Sodium nitrite offers excellent corrosion protection for ferrous metals. Nitrite functions best when used in the pH range 9.5 – 10.5, and formulations for closed chilled water systems often make use of borate buffers. In addition to buffering the pH into the desired range, borates promote passivation by facilitating the absorption of oxygen, and also provide some microbiological control. The concentration of nitrite required for inhibition increases with temperature.

Sodium Nitrite is not considered a good corrosion inhibitor for copper or copper alloys; in fact, as stated earlier, it can be aggressive to copper and brass.

ASHRAE’S WORDS ON NITRITE

ASHRAE has this to say about nitrite: “Whether nitrite is used alone or in conjunction with pH buffering agents, relatively high concentrations are needed to establish a protective film, usually on the order of 700 – 1,200 mg/L to completely inhibit pitting corrosion. Once the protective film has been established, the nitrite concentration can be lowered slightly to 700 – 1000 mg/L . Some sources have stated that the required nitrite level
is influenced by the amount of chloride and sulphate present in the water, because they can affect the stability of the magnetite layer.

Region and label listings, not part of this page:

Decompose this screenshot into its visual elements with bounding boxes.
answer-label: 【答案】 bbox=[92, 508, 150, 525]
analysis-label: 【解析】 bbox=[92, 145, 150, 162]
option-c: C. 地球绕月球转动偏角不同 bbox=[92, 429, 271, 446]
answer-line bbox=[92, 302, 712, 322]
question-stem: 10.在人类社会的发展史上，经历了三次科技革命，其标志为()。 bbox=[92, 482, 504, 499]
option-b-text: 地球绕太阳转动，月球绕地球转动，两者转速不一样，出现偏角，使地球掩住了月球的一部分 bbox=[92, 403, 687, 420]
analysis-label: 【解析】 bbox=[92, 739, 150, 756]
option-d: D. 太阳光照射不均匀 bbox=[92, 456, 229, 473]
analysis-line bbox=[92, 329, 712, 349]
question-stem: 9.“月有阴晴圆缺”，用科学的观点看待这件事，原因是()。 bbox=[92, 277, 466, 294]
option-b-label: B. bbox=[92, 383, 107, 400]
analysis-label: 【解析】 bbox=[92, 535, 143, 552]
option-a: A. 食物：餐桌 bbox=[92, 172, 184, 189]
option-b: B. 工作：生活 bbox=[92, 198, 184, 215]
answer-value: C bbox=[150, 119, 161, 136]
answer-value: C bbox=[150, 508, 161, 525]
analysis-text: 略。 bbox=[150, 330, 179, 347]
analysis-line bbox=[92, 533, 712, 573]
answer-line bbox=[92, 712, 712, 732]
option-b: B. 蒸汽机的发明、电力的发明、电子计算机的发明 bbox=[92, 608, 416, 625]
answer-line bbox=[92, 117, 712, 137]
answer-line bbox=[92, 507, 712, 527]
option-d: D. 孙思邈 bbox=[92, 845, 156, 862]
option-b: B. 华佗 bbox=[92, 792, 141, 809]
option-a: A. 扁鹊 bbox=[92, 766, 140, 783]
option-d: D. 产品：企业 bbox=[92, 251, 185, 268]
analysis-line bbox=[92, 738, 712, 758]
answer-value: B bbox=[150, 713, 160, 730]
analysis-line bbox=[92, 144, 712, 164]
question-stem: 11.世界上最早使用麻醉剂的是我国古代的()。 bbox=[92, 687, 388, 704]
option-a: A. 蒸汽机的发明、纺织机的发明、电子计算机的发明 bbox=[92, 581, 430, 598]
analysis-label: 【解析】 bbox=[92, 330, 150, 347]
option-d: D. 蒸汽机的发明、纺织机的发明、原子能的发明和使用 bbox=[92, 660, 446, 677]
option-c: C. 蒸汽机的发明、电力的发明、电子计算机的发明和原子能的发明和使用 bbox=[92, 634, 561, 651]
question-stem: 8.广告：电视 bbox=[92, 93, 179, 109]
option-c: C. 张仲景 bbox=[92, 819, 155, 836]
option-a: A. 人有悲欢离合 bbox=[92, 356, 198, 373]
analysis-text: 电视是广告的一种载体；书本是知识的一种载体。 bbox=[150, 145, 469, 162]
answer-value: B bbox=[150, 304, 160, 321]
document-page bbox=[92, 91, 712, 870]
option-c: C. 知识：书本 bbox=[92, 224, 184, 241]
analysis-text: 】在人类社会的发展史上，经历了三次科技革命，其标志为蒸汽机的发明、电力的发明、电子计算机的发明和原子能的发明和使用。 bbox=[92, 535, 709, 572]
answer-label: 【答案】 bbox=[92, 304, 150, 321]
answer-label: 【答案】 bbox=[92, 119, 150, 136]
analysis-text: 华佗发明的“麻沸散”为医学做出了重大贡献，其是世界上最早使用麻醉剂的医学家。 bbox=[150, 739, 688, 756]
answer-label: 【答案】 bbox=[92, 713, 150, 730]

As with

all anodic inhibitors, severe pitting can occur at low concentrations (<500 mg/L as NaNO2). In other words, too little nitrite is actually worse than none at all, because low levels of nitrite will speed up the corrosion process. Loss of nitrite can occur via electrochemical and biological processes. In the former case, if corrosion continues, nitrite can be reduced at the cathode to form ammonia according to the equation:

NO–2 + 5H+ + 6e– NH3 + 2OH–

“In chilled water loops, exposure to bacteria has the potential to oxidise nitrite to nitrate or reduce it to ammonia or nitrogen. Controlling biological activity is difficult, because oxidising biocides (like chlorine) will oxidise the nitrite to nitrate, and the efficacy of non-oxidising biocides tends to be less certain. Difficulty in preventing biological degradation of nitrite has always been a serious limitation.”

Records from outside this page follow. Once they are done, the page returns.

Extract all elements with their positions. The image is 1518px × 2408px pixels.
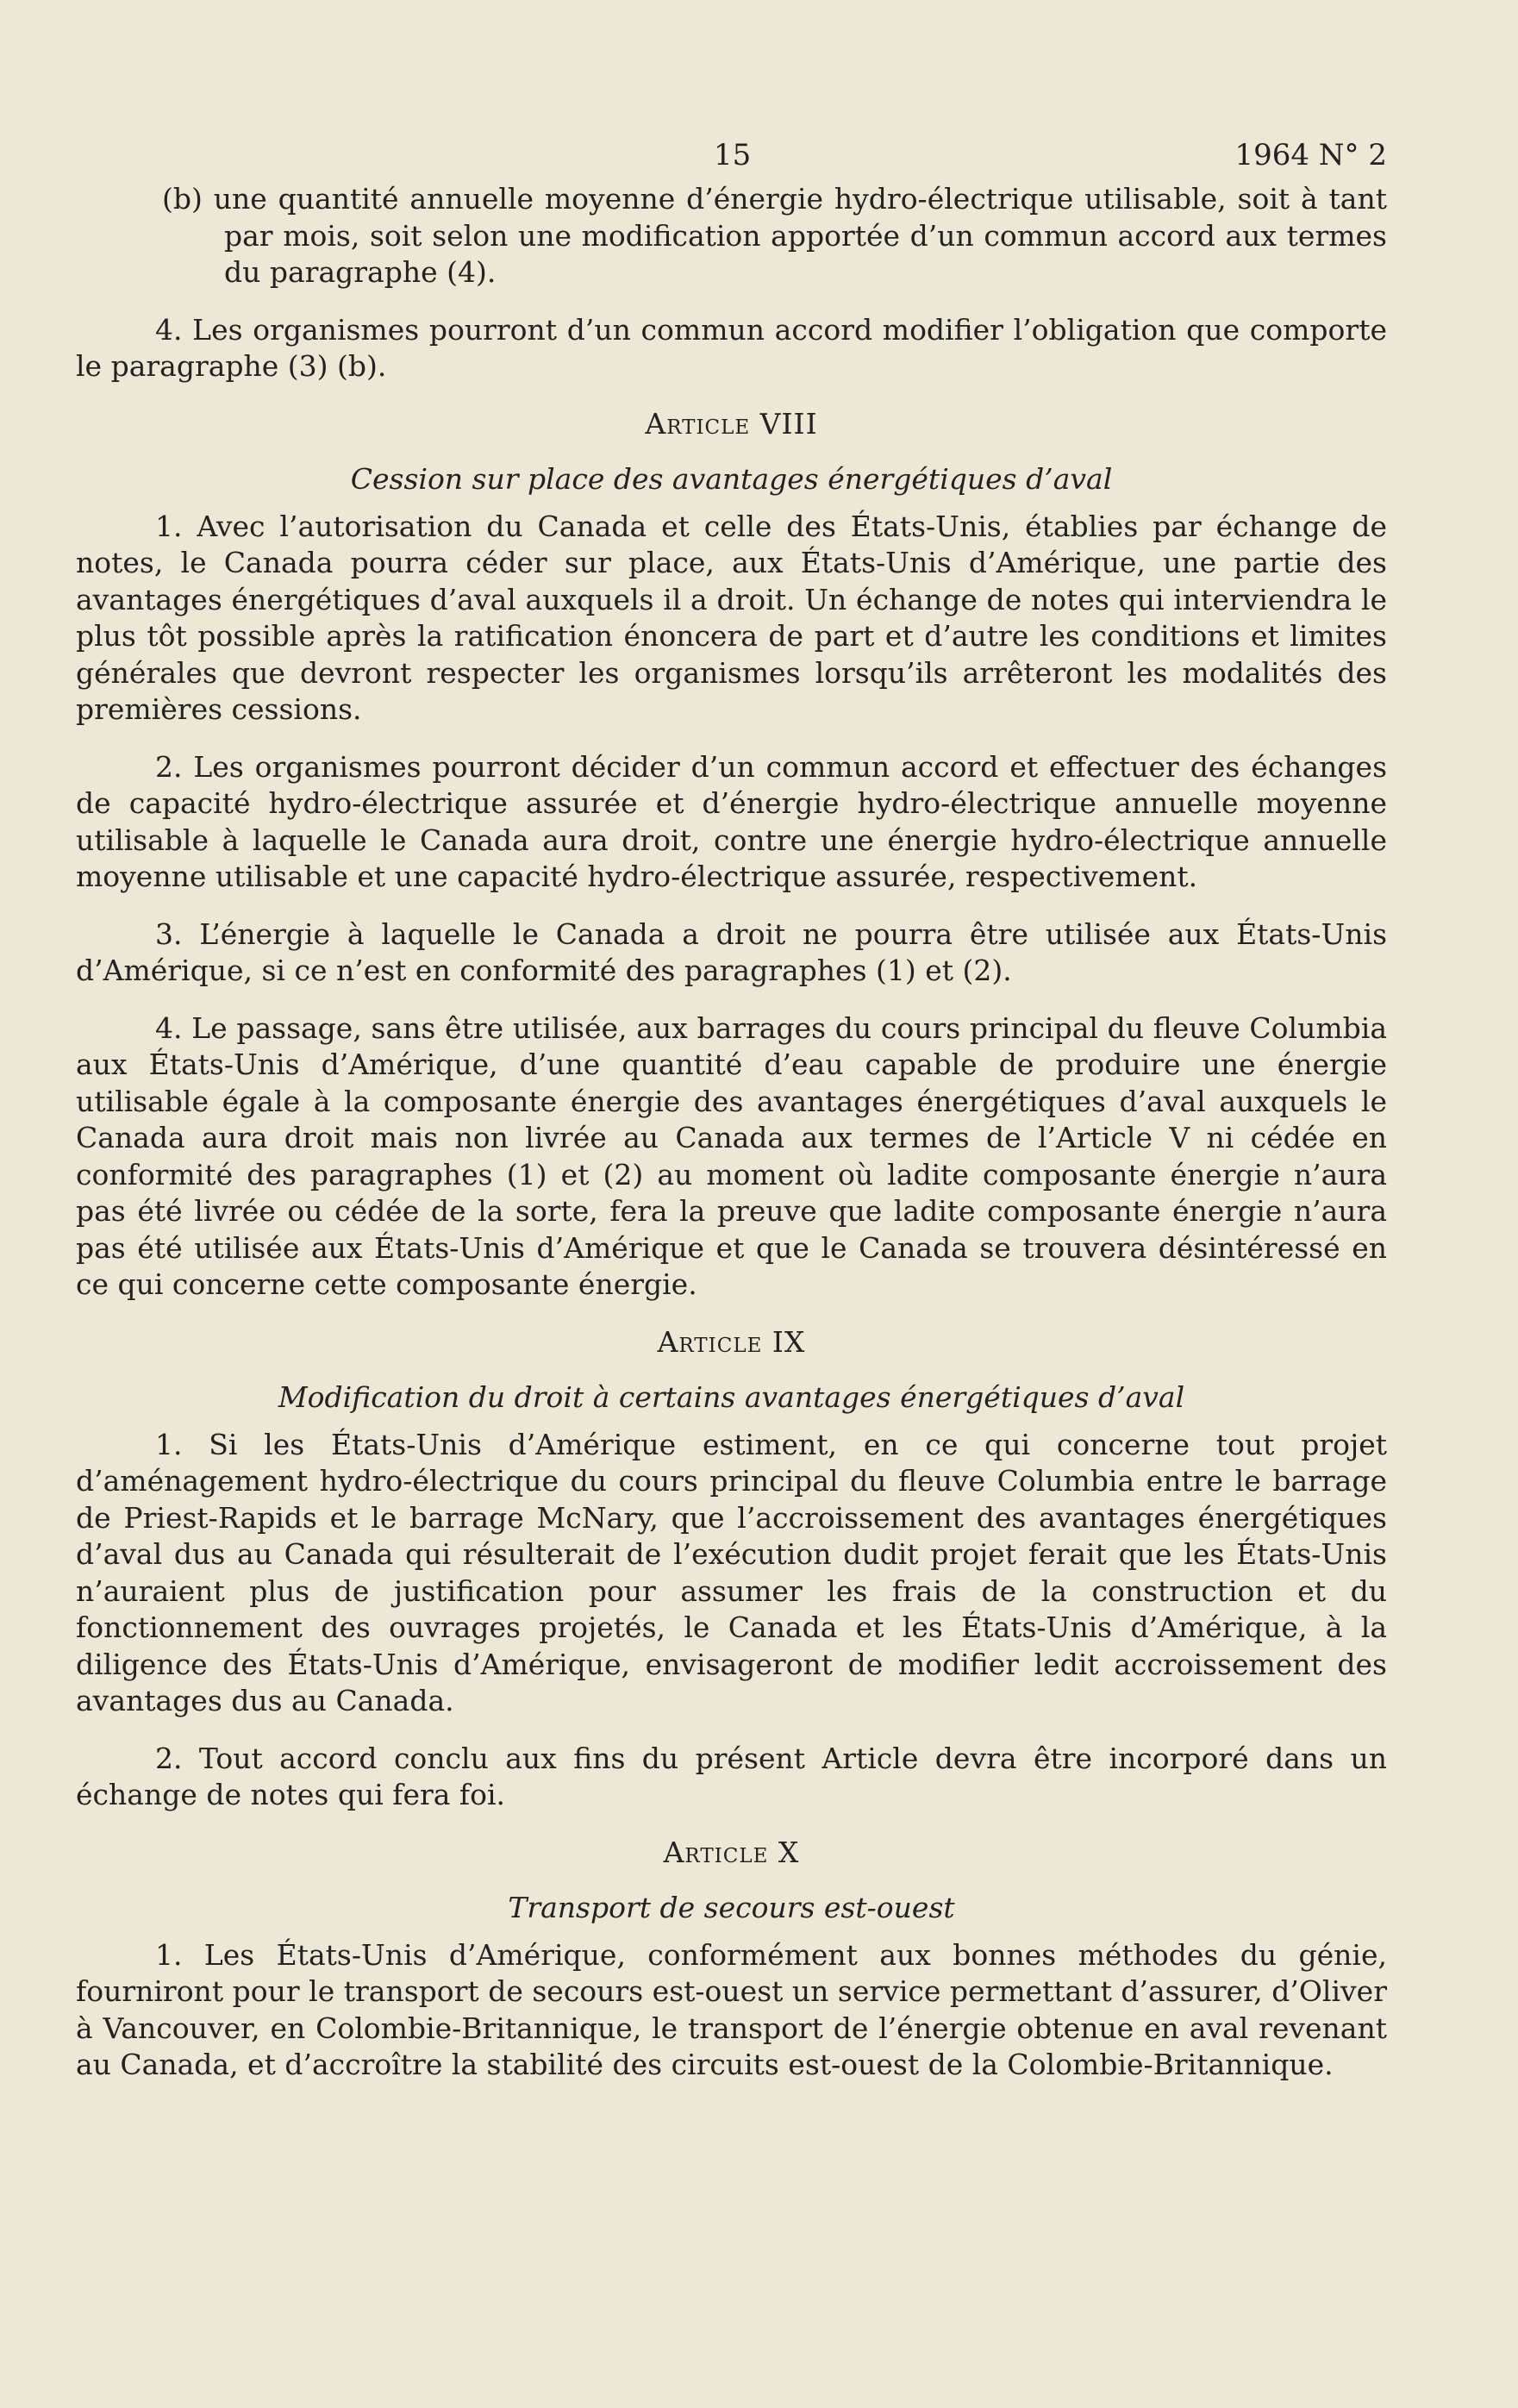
page-number: 15	[714, 138, 752, 172]
article-9-paragraph-2: 2. Tout accord conclu aux fins du présent Article devra être incorporé dans un échange de notes qui fera foi.	[76, 1741, 1387, 1811]
body-text	[76, 181, 1387, 2084]
paragraph-4: 4. Les organismes pourront d’un commun accord modifier l’obligation que comporte le paragraphe (3) (b).	[76, 312, 1387, 383]
article-8-paragraph-2: 2. Les organismes pourront décider d’un commun accord et effectuer des échanges de capacité hydro-électrique assurée et d’énergie hydro-électrique annuelle moyenne utilisable à laquelle le Canada aura droit, contre une énergie hydro-électrique annuelle moyenne utilisable et une capacité hydro-électrique assurée, respectivement.	[76, 749, 1387, 893]
article-8-subtitle: Cession sur place des avantages énergétiques d’aval	[350, 462, 1113, 496]
article-9-paragraph-1: 1. Si les États-Unis d’Amérique estiment, en ce qui concerne tout projet d’aménagement hydro-électrique du cours principal du fleuve Columbia entre le barrage de Priest-Rapids et le barrage McNary, que l’accroissement des avantages énergétiques d’aval dus au Canada qui résulterait de l’exécution dudit projet ferait que les États-Unis n’auraient plus de justification pour assumer les frais de la construction et du fonctionnement des ouvrages projetés, le Canada et les États-Unis d’Amérique, à la diligence des États-Unis d’Amérique, envisageront de modifier ledit accroissement des avantages dus au Canada.	[76, 1427, 1387, 1717]
article-8-paragraph-3: 3. L’énergie à laquelle le Canada a droit ne pourra être utilisée aux États-Unis d’Amérique, si ce n’est en conformité des paragraphes (1) et (2).	[76, 916, 1387, 987]
article-8-paragraph-1: 1. Avec l’autorisation du Canada et celle des États-Unis, établies par échange de notes, le Canada pourra céder sur place, aux États-Unis d’Amérique, une partie des avantages énergétiques d’aval auxquels il a droit. Un échange de notes qui interviendra le plus tôt possible après la ratification énoncera de part et d’autre les conditions et limites générales que devront respecter les organismes lorsqu’ils arrêteront les modalités des premières cessions.	[76, 509, 1387, 726]
article-10-heading: Article X	[663, 1835, 800, 1869]
article-9-heading: Article IX	[657, 1324, 806, 1359]
paragraph-3b: (b) une quantité annuelle moyenne d’énergie hydro-électrique utilisable, soit à tant par mois, soit selon une modification apportée d’un commun accord aux termes du paragraphe (4).	[162, 182, 1387, 289]
article-8-heading: Article VIII	[645, 406, 818, 441]
article-9-subtitle: Modification du droit à certains avantages énergétiques d’aval	[278, 1380, 1185, 1414]
article-10-paragraph-1: 1. Les États-Unis d’Amérique, conformément aux bonnes méthodes du génie, fourniront pour le transport de secours est-ouest un service permettant d’assurer, d’Oliver à Vancouver, en Colombie-Britannique, le transport de l’énergie obtenue en aval revenant au Canada, et d’accroître la stabilité des circuits est-ouest de la Colombie-Britannique.	[76, 1937, 1387, 2081]
page-header	[76, 138, 1387, 181]
document-reference: 1964 N° 2	[1234, 138, 1387, 172]
article-8-paragraph-4: 4. Le passage, sans être utilisée, aux barrages du cours principal du fleuve Columbia aux États-Unis d’Amérique, d’une quantité d’eau capable de produire une énergie utilisable égale à la composante énergie des avantages énergétiques d’aval auxquels le Canada aura droit mais non livrée au Canada aux termes de l’Article V ni cédée en conformité des paragraphes (1) et (2) au moment où ladite composante énergie n’aura pas été livrée ou cédée de la sorte, fera la preuve que ladite composante énergie n’aura pas été utilisée aux États-Unis d’Amérique et que le Canada se trouvera désintéressé en ce qui concerne cette composante énergie.	[76, 1010, 1387, 1301]
article-10-subtitle: Transport de secours est-ouest	[508, 1891, 955, 1924]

Other concerns with nitrites are it also has reduced effectiveness when chlorides and sulphides are present in the water, and the chilled water loop in question was filled with water, which did have a high chloride value. General recommendations are maintaining no less than 500 ppm of sodium nitrite (preferably 1,000 ppm), keeping levels of at least 350 ppm above the total concentration of chloride and sublet present in the closed loop system.

While the use of sodium nitrite in closed water systems has merit as an inexpensive and very effective corrosion inhibitor, very careful consideration should be given to the proper application of the programme to avoid the potential downsides discussed in this article.